Academic advising at Concordia

How students feel towards their advisors, and the University’s response

At Concordia, the main way for students to communicate issues regarding their academics is through their advisors. From faculty to faculty, their roles and qualifications will defer, but they all generally have the same responsibilities: to help students through any academic hardships.

Mainly, one will reach out to an academic advisor when facing scheduling problems, registration problems, or even problems with a professor. Oftentimes, advisors are advertised as a helpful tool for students, and make communication between the administration and Concordia’s 45,000 students easier.

A statement from the university to The Concordian highlights that, “Advisors at the department level may be administrative staff, or faculty members who undertake academic advising responsibilities in addition to their teaching and research portfolios.”

However, there has been lots of criticism directed toward the advisors. In particular, on Facebook student pages, there have been many memes and posts talking about the lack of student support.

Per department, there are approximately half a dozen advisors per faculty. For example, the Arts and Science Faculty has over 19,000 students, and six advisors. This would mean that on average, each advisor is responsible for 3,000 students. These advisors would be a part of the Student Academic Services.

According to the Concordia website, the Arts and Science advisor’s role is to, “recruit, counsel and guide students from the time of their application to admission into a program in the Faculty of Arts and Science, until completion of the program.”

Lucy Neubacher is a second year student at Concordia University, studying Anthropology and Sociology under the Arts and Science Faculty (ASF) umbrella. She has reached out to academic advisors on two separate occasions, and both times was left with more questions than answers.

She says, “First year, I had reached out to my academic advisor a couple times, and every time I was just getting very broad answers, nothing really answered my questions.”

This year, when there was a communication issue with one of her professors, Nubacker hoped to speak with an academic advisor in hopes of resolving the situation.

“Because [my professor] is the head of the department, I didn’t have anyone else to complain to about him. So I thought reaching out to my academic advisor would be worth it.”

When she finally got in touch with her advisor, she only received a link to the Concordia website, which did not help her.

“I didn’t know who else to talk to, I was really opening up to [the advisor] about, you know, my struggles and what I wanted to do. And the academic advisor just sent me an email saying ‘sorry to hear that here’s a link if you need help.’”

Academic advising at Concordia is structured in many different ways, depending on the faculty. The university’s statement explains, “Each faculty has its own advising structure with some having a mix of department level advising and Student Academic Services advising while others have a more centralized structure.”
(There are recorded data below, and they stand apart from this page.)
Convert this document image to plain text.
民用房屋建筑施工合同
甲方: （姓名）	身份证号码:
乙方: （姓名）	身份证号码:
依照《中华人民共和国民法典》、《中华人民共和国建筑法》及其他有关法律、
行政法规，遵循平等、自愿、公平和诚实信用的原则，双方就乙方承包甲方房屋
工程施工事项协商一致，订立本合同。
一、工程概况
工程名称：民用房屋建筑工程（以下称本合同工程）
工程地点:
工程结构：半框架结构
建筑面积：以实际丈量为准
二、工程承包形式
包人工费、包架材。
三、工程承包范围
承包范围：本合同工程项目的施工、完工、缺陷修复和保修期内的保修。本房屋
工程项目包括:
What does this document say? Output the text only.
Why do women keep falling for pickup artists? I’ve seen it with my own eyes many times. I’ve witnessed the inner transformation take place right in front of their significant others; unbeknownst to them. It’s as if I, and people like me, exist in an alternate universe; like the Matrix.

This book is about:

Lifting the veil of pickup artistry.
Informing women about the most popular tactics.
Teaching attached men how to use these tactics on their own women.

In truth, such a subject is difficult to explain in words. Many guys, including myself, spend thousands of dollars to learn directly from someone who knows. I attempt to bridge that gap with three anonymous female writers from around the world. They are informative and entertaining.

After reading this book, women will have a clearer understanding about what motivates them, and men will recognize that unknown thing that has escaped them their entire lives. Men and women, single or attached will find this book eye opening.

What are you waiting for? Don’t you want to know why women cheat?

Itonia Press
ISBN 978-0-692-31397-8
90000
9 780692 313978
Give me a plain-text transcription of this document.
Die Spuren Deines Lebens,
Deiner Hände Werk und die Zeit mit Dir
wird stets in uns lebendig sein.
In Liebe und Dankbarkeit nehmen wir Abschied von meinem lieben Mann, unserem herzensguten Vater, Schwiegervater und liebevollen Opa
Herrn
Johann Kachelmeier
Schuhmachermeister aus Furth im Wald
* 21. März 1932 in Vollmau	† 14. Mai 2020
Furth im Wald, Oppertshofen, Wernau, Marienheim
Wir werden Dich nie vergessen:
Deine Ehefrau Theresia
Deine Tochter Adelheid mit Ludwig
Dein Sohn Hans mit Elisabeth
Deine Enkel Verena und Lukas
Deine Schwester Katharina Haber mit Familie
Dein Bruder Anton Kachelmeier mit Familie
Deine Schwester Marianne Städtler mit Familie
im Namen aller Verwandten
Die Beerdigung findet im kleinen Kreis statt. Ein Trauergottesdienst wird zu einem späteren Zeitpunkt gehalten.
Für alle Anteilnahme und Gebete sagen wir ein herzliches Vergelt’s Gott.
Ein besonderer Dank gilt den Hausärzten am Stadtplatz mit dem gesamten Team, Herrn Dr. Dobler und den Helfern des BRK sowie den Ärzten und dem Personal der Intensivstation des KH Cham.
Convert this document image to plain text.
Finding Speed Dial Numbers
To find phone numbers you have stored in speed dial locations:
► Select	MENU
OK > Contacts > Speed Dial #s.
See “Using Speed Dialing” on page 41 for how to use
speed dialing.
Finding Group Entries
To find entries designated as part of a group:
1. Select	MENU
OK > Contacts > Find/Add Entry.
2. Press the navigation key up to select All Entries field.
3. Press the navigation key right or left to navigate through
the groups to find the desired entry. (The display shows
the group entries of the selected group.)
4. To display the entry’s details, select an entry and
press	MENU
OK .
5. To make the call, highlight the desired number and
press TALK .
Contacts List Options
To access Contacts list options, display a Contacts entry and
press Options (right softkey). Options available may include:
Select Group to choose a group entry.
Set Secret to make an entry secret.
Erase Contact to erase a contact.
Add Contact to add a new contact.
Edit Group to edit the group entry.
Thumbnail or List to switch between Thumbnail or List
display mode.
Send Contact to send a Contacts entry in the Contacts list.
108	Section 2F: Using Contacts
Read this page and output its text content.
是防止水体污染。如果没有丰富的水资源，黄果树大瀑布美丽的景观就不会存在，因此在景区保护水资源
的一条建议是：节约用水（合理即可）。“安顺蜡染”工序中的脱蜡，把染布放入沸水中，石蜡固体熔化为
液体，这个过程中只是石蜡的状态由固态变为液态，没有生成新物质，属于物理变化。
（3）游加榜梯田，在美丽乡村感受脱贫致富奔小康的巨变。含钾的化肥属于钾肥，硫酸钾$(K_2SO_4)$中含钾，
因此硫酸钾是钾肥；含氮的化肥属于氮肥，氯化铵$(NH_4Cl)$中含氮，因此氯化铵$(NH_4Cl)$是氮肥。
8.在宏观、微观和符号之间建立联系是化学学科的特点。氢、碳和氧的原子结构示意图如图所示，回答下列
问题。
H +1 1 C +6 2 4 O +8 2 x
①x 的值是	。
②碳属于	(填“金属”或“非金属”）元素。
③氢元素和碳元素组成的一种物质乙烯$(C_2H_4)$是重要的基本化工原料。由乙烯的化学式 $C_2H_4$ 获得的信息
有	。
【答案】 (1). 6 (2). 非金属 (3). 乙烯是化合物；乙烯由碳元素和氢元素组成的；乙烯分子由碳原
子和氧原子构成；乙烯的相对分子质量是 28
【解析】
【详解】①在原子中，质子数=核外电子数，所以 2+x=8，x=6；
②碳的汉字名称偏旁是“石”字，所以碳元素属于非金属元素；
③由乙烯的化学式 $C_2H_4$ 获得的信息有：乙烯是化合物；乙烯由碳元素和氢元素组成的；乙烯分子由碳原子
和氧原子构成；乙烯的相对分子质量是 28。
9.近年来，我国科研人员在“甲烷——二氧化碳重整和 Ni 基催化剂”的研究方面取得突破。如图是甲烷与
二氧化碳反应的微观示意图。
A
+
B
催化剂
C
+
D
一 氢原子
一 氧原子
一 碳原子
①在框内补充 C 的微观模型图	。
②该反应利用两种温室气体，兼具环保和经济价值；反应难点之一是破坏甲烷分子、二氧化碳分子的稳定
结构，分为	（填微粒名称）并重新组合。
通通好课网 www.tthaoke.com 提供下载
The first advising method would apply to the ASF, while the John Molson School of Business (JMSB) has a more centralized approach.

“Advisors and the Student Academic Services provide academic advising on a broad range of topics, while department advisors (often called program advisors) can guide students through the requirements for undergraduate programs (such as course sequences, registration and substitutions),” read the statement, about the first advising approach.

For JMSB, their advising takes place in the Undergraduate Student Affairs Office.

“Students only have to go to that office to get all of the academic advising they need for their academic program. John Molson advisors are professionals who support students from the time they are accepted to the school to graduation.”

A JMSB student, who wishes to remain anonymous, explained that in his case, academic advisors helped him during registration. He says, “For me, personally, they’ve been very helpful … [An advisor] actually helped me last semester, in getting me in touch and directing me, because I wanted to register for this course that was restrictive, that you needed certain prerequisites.”

“I don’t think the advisors are to blame. It’s the administration at Concordia, who haven’t prepared properly, given that everything has shifted online. They still have one advisor for a thousand students. And obviously students have more questions, because it’s more confusing now.”

Since the pandemic began, there has been an increase in requests for advising.

But the Central Advising Working Group (CAWG), established in late 2018, aims to “champion effective academic advising service to students through sharing best practices, increasing engagement between staff who support students, providing support to advisors, and addressing areas for improvement within academic advising at Concordia. The group’s work is ongoing and looking at ways to improve undergraduate student academic advising.”

Hopefully, the CAWG will be able to hold academic advisors accountable at Concordia accountable.